During the two-and-a-half-minute ad, as Dutch, English, German and many other nationalities arrive, interaction between indigenous and non-indigenous people tries to make light of Australia’s past few hundred years. In response to the British declaring they are the “First Fleet,” an Aboriginal man says: “Yeah, not quite, mate.” When Cathy Freeman asks, “What’s the occasion?”, Australia Day is not mentioned. Instead, “Do we need one?” is the reply. Celebrity chef Poh Ling Yeow exclaims “Hang on, aren’t we all boatpeople?” when more ships sail in for the barbecue. One of the main Aboriginal characters cries: “And you’re welcome.”
“When I actually saw the ad, the fact that it has two Aboriginal men standing on the shore; the good thing is that they got it right that the Dutch arrived first,” says Prentis.
“Captain Cook… never arrived with a platter to share at the barbie.” – Brooke Prentis
“But when the English arrive [in the ad], the whitewashing of history that occurs is quite upsetting. The fact is that Captain Cook or Governor Arthur Phillip never arrived with a platter to share at the barbie.”
“When Captain Cook arrived at Kurnell – I’m someone who has been to Kurnell and grieved for the history – he came to the shore with guns raised,” says Brooke about the Botany Bay site of Cook’s initial meeting with indigenous people.
“On first encountering Aboriginal people at Kurnell, he shot at them. That denied our human dignity and, ever since that point in Australia’s history, we are still waiting for our full human dignity to be recognised in this country.”
“I think Australia Day should be about who we are, and what we do, and how we live together.” – Garry Dronfield
The Uniting Aboriginal and Islander Christian Congress is the Uniting Church in Australia’s peak body of indigenous Christians.

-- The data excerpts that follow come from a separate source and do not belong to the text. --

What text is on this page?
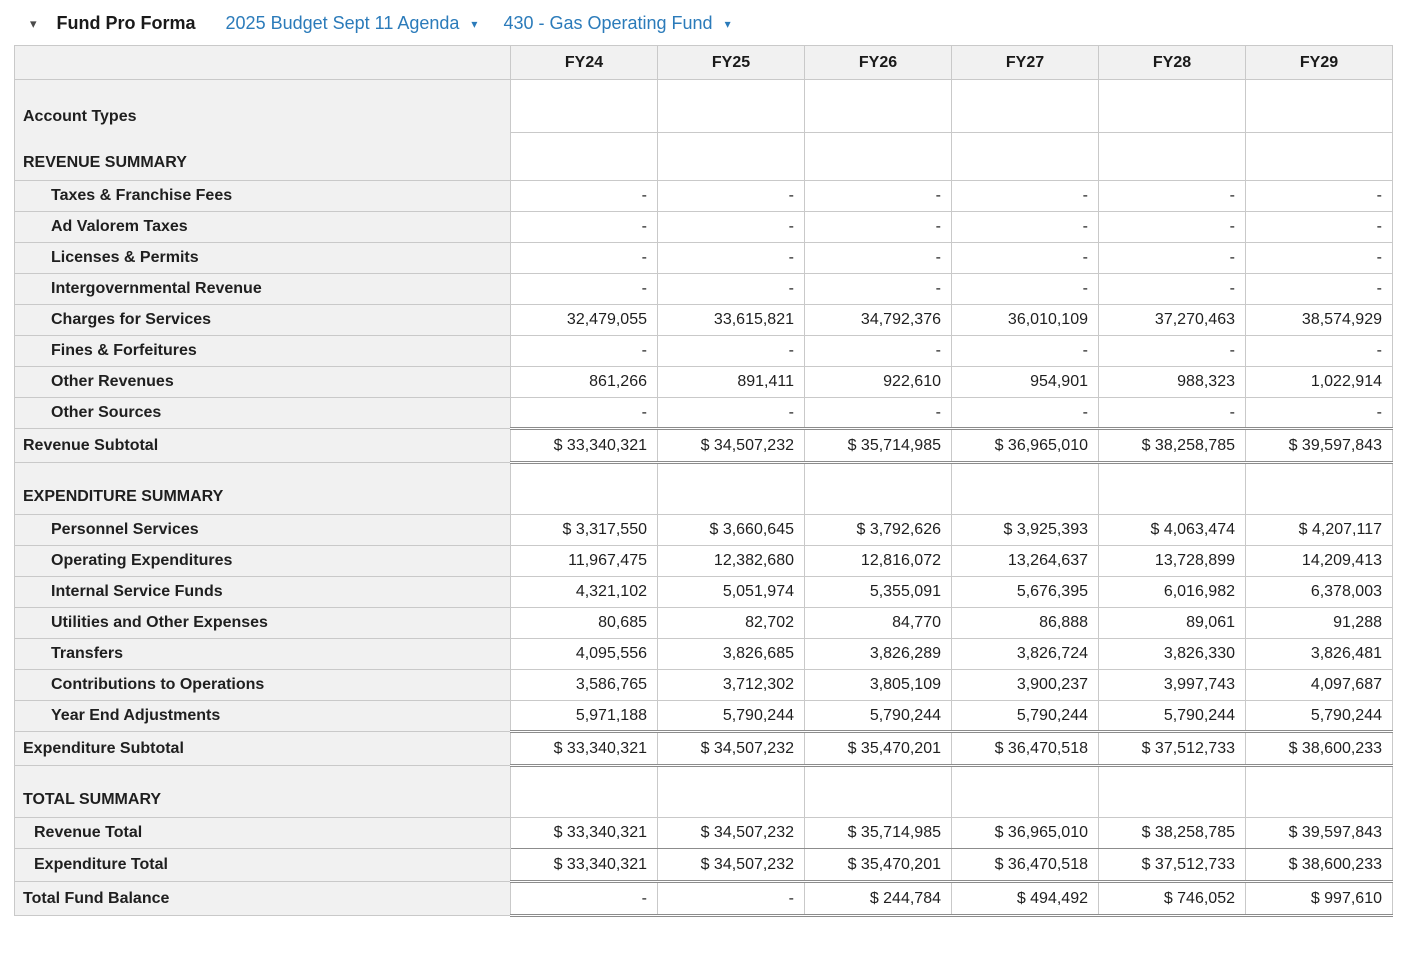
▾ Fund Pro Forma 2025 Budget Sept 11 Agenda ▾ 430 - Gas Operating Fund ▾
	FY24	FY25	FY26	FY27	FY28	FY29
Account Types						
REVENUE SUMMARY						
Taxes & Franchise Fees	-	-	-	-	-	-
Ad Valorem Taxes	-	-	-	-	-	-
Licenses & Permits	-	-	-	-	-	-
Intergovernmental Revenue	-	-	-	-	-	-
Charges for Services	32,479,055	33,615,821	34,792,376	36,010,109	37,270,463	38,574,929
Fines & Forfeitures	-	-	-	-	-	-
Other Revenues	861,266	891,411	922,610	954,901	988,323	1,022,914
Other Sources	-	-	-	-	-	-
Revenue Subtotal	$ 33,340,321	$ 34,507,232	$ 35,714,985	$ 36,965,010	$ 38,258,785	$ 39,597,843
EXPENDITURE SUMMARY						
Personnel Services	$ 3,317,550	$ 3,660,645	$ 3,792,626	$ 3,925,393	$ 4,063,474	$ 4,207,117
Operating Expenditures	11,967,475	12,382,680	12,816,072	13,264,637	13,728,899	14,209,413
Internal Service Funds	4,321,102	5,051,974	5,355,091	5,676,395	6,016,982	6,378,003
Utilities and Other Expenses	80,685	82,702	84,770	86,888	89,061	91,288
Transfers	4,095,556	3,826,685	3,826,289	3,826,724	3,826,330	3,826,481
Contributions to Operations	3,586,765	3,712,302	3,805,109	3,900,237	3,997,743	4,097,687
Year End Adjustments	5,971,188	5,790,244	5,790,244	5,790,244	5,790,244	5,790,244
Expenditure Subtotal	$ 33,340,321	$ 34,507,232	$ 35,470,201	$ 36,470,518	$ 37,512,733	$ 38,600,233
TOTAL SUMMARY						
Revenue Total	$ 33,340,321	$ 34,507,232	$ 35,714,985	$ 36,965,010	$ 38,258,785	$ 39,597,843
Expenditure Total	$ 33,340,321	$ 34,507,232	$ 35,470,201	$ 36,470,518	$ 37,512,733	$ 38,600,233
Total Fund Balance	-	-	$ 244,784	$ 494,492	$ 746,052	$ 997,610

Garry Dronfield is acting regional chair of UAICC NSW, as well as Deputy Chair of the national body. He shares Prentis’s dismay at the lamb ad’s depiction of European settlement of Australia.
“One thing that doesn’t sit comfortably is the Captain Cook-style thing at the start of the ad,” says Dronfield. “I’m not in favour of ‘the only history we have is Captain Cook’ in Australia. The atrocities that Captain Cook did – when he killed Aboriginal people on the beach, at Kurnell – doesn’t get spoken about. We just speak about the nice part of Captain Cook arriving here, but that doesn’t erase what he did when he got here.”
Dronfield suggests the ad, like Australia Day, could focus much more upon the multicultural nature of modern-day Australia. People can debate how the past should be remembered and celebrated, but Garry says “when it comes down to it, we live in Australia and we’re multicultural. I think that’s an OK thing, and Australia Day should be based more around that.
“We are descendents of people who were murdered and massacred. That’s the reality for us.” – Brooke Prentis
“The ad doesn’t need all the Captain Cook stuff. It doesn’t need that side of it. I think Australia Day should be about who we are, and what we do, and how we live together.”
Prentis is saddened by how the lamb ad “tries to celebrate diversity” within Australia’s population, but chooses to rekindle memories of European settlement – which marks a time of great loss for indigenous people in Australia.
“We are descendents of people who were murdered and massacred. That’s the reality for us,” says Prentis about indigenous people in Australia. Through her work with Common Grace, Prentis encourages churches to host services of “acknowledgement, lament and prayer” around January 26 each year. “So that Christians can take the time to pause and reflect on our true history, and to stand with their Aboriginal brothers and sisters who are grieving at this time.”